Культура повседневности: учебное пособие (Марков) - страница 254

Косвенно о трансформации форм зла можно судить по дискуссиям медиков, юристов, политиков, священников, а также специалистов по этике, конфликтологии и т. п. Предлагаемые ими дополнения к традиционным нормам права и морали говорят не только о недостаточности Нагорной проповеди в новых условиях, но и о появлении новых стерильных форм зла. Отмена смертной казни, перенос войн в космос, победа над массовыми инфекционными болезнями, помощь бедным и другие важные достижения доказывают наличие не только технического, но и нравственного прогресса. Человечество становится гуманнее, и по отношению к нему уже немыслимы убийства, войны, геноцид, болезни, бедность. Любые формы жестокости осуждаются, и во всех сферах жизни, от школы до казармы, можно наблюдать становление дружеских или, по крайней мере, партнерских отношений между теми, кто приказывает и подчиняется.

Именно в свете несомненной гуманизации и рационализации жизни кажутся необъяснимыми всплески насилия и жестокости, о которых с наивным цинизмом сообщают наши масс-медиа. Этим они прежде всего оправдываются перед критикой за показ фильмов ужасов и кровавых триллеров. Они как бы говорят: вы упрекаете нас за бестиализирующие зрелища, но посмотрите, что творится в жизни. Что же получается: человек добр только на бумаге, а в действительности он оказывается ужасным монстром, способным на убийство? Чисто теоретически (потому что на практике это вызвало бы взрыв негодования) можно поставить встречный вопрос: а не является ли нечеловеческое в человеке неким дополнением «слишком человеческого»?

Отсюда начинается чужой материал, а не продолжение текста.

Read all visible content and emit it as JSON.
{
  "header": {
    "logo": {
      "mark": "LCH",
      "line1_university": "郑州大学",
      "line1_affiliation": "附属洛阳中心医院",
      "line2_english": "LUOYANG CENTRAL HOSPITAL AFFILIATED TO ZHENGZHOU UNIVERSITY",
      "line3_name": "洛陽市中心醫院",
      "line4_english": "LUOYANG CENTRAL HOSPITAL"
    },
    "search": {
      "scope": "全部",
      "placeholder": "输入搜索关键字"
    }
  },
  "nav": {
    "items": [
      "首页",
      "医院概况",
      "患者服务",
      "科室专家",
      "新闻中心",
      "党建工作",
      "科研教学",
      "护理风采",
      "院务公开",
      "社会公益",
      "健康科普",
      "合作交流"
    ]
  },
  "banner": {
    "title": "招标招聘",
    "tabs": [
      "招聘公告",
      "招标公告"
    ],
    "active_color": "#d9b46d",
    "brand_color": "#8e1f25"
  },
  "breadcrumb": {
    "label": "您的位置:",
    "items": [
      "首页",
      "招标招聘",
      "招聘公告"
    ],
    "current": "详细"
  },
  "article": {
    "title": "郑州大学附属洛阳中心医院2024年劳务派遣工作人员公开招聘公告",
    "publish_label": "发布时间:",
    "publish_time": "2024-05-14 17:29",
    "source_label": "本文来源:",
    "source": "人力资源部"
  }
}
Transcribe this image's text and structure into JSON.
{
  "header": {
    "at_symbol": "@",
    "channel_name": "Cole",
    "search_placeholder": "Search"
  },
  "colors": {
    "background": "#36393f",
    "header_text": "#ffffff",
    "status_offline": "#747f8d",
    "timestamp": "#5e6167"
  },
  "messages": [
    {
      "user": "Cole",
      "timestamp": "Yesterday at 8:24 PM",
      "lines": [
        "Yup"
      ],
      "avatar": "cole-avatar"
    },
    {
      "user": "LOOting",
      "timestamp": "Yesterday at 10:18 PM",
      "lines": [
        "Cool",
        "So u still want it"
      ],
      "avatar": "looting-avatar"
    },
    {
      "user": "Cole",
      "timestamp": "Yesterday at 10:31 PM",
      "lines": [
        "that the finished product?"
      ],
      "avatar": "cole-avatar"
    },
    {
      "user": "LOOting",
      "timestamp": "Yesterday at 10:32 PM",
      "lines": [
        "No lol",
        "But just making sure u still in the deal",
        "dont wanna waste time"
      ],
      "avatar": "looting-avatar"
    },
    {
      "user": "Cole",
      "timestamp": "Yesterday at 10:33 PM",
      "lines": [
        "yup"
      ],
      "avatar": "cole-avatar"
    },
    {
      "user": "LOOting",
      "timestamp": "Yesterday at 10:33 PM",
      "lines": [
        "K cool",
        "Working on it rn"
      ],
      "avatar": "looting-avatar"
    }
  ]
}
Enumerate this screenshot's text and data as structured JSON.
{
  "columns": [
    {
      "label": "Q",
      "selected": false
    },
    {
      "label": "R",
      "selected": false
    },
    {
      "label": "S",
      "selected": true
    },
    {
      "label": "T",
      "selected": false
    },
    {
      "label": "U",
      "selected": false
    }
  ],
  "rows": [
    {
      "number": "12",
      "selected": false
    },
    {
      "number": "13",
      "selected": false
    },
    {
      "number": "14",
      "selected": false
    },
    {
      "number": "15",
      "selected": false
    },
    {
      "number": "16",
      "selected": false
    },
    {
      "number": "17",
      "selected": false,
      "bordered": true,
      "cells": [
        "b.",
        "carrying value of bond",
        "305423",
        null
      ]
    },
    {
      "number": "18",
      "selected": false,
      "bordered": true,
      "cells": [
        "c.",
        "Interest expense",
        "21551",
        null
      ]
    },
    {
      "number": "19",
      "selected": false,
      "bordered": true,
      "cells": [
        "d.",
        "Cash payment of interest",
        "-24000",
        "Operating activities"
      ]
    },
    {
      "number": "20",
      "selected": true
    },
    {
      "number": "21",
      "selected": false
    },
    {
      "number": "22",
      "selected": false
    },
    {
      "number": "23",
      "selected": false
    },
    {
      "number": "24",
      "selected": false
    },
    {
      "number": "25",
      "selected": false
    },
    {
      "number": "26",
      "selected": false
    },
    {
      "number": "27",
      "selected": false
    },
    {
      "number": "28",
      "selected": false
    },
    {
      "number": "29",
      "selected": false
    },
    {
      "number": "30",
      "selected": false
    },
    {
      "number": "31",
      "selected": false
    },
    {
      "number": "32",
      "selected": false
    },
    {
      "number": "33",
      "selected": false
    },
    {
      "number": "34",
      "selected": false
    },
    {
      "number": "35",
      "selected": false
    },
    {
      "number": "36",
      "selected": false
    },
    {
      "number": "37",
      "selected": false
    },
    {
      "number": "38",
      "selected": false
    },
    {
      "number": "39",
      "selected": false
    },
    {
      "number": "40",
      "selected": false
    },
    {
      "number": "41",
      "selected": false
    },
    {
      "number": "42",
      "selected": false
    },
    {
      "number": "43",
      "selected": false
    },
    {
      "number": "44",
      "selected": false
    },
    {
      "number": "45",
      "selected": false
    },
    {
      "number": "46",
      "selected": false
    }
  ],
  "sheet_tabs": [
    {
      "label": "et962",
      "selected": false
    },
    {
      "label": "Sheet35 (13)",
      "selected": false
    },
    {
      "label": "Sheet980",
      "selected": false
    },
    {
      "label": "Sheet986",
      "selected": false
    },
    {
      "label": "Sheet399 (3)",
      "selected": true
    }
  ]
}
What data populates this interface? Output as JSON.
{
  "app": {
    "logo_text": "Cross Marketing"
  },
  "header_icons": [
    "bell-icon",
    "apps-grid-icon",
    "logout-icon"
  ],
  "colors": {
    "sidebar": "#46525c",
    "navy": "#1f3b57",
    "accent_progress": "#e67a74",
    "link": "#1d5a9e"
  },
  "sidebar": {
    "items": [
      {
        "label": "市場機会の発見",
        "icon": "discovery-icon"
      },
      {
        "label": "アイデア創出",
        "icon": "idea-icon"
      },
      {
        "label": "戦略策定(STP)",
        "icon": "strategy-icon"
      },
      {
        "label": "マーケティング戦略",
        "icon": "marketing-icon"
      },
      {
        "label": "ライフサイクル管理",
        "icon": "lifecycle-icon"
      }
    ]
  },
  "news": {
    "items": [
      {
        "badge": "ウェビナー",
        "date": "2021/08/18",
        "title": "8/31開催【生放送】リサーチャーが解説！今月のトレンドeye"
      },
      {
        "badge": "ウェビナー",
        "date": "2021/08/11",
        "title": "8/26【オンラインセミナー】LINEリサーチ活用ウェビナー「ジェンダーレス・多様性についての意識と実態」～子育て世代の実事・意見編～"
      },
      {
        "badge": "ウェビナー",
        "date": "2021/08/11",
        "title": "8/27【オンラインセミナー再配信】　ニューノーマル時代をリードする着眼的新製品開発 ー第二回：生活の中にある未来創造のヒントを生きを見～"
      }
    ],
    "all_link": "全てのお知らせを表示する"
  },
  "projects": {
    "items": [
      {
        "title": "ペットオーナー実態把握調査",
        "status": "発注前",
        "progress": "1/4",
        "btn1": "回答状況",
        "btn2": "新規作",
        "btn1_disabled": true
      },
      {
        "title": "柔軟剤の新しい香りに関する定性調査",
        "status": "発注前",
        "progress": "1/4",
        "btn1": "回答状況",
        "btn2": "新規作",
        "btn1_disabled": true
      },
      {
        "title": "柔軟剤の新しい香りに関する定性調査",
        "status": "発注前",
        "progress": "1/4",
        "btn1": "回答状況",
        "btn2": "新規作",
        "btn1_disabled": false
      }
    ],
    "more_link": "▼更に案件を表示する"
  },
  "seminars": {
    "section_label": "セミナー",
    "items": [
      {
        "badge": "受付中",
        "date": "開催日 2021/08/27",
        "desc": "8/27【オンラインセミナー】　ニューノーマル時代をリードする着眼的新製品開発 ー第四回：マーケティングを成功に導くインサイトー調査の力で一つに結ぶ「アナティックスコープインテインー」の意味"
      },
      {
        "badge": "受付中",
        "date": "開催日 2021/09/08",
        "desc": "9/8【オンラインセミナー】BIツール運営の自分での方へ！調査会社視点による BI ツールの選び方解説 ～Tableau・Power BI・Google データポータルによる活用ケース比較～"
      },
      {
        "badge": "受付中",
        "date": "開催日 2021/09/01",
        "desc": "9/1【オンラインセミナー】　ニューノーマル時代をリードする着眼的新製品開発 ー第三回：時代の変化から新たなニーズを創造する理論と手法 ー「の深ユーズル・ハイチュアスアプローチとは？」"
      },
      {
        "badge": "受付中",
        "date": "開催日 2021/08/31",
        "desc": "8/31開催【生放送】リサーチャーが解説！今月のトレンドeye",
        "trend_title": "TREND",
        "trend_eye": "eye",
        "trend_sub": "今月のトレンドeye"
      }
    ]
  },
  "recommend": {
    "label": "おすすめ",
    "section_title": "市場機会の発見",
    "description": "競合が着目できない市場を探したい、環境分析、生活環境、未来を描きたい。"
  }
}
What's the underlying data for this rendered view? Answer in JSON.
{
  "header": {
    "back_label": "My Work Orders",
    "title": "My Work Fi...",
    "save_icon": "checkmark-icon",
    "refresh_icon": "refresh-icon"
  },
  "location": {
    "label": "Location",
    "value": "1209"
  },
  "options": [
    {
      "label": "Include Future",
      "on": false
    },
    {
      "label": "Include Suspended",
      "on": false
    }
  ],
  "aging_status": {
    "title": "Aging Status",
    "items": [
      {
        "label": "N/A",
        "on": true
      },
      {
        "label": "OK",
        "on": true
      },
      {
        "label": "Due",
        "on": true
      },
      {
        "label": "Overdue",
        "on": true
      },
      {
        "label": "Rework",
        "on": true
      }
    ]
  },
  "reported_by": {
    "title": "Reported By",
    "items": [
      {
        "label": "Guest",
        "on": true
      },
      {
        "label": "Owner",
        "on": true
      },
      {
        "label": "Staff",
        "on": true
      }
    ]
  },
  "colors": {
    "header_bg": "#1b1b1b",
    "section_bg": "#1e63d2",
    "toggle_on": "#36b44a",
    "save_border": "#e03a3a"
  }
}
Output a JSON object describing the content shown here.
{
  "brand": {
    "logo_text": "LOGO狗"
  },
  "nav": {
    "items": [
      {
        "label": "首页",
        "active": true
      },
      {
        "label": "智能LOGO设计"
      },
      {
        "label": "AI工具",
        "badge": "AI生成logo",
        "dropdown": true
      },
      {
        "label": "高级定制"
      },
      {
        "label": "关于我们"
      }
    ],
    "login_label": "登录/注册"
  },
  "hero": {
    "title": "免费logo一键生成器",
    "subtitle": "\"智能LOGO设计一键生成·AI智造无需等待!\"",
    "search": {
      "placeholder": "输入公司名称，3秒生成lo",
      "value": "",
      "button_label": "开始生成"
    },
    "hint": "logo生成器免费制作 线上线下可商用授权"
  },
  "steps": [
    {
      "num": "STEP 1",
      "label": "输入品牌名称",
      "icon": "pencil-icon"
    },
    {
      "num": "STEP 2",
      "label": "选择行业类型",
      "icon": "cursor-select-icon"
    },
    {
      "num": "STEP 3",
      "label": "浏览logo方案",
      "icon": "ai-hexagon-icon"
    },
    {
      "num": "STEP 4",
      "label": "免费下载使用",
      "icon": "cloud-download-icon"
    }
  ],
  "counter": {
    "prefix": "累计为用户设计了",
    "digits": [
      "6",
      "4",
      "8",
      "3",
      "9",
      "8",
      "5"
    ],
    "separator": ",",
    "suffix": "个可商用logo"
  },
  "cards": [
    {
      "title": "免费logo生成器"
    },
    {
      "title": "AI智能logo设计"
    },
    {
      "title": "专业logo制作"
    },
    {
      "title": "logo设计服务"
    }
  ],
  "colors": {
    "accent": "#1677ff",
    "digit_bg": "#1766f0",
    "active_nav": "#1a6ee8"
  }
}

В. Беньямин, которого вряд ли кто может заподозрить в симпатии к фашизму, еще в 1920-е гг. написал «Метафизику насилия», в которой, пророчески предчувствуя приход фашизма, считал его расплатой за демократию. Более того, различая две формы насилия – мифическую и божественную, он показал, что апелляция к ним происходит как акт учреждения права в ходе смены одного миропорядка другим. Казнь короля или в последние годы суды над лидерами тоталитарных государств, вступивших на путь демократии, показывают, что для этого, по сути дела, нет правовых оснований. Король и диктатор сами являются учредителями законов. Их трудно осудить на основе установленного ими самими законодательства, однако было бы несправедливо применять по отношению к ним «демократические» законы. Будь то народные трибуналы, которые судили во время революции, или демократический суд, выступающий от имени «прав человека», все эти институты справедливости так или иначе сталкиваются с проблемой насилия, которая проявляется в том числе и в акте учреждения закона.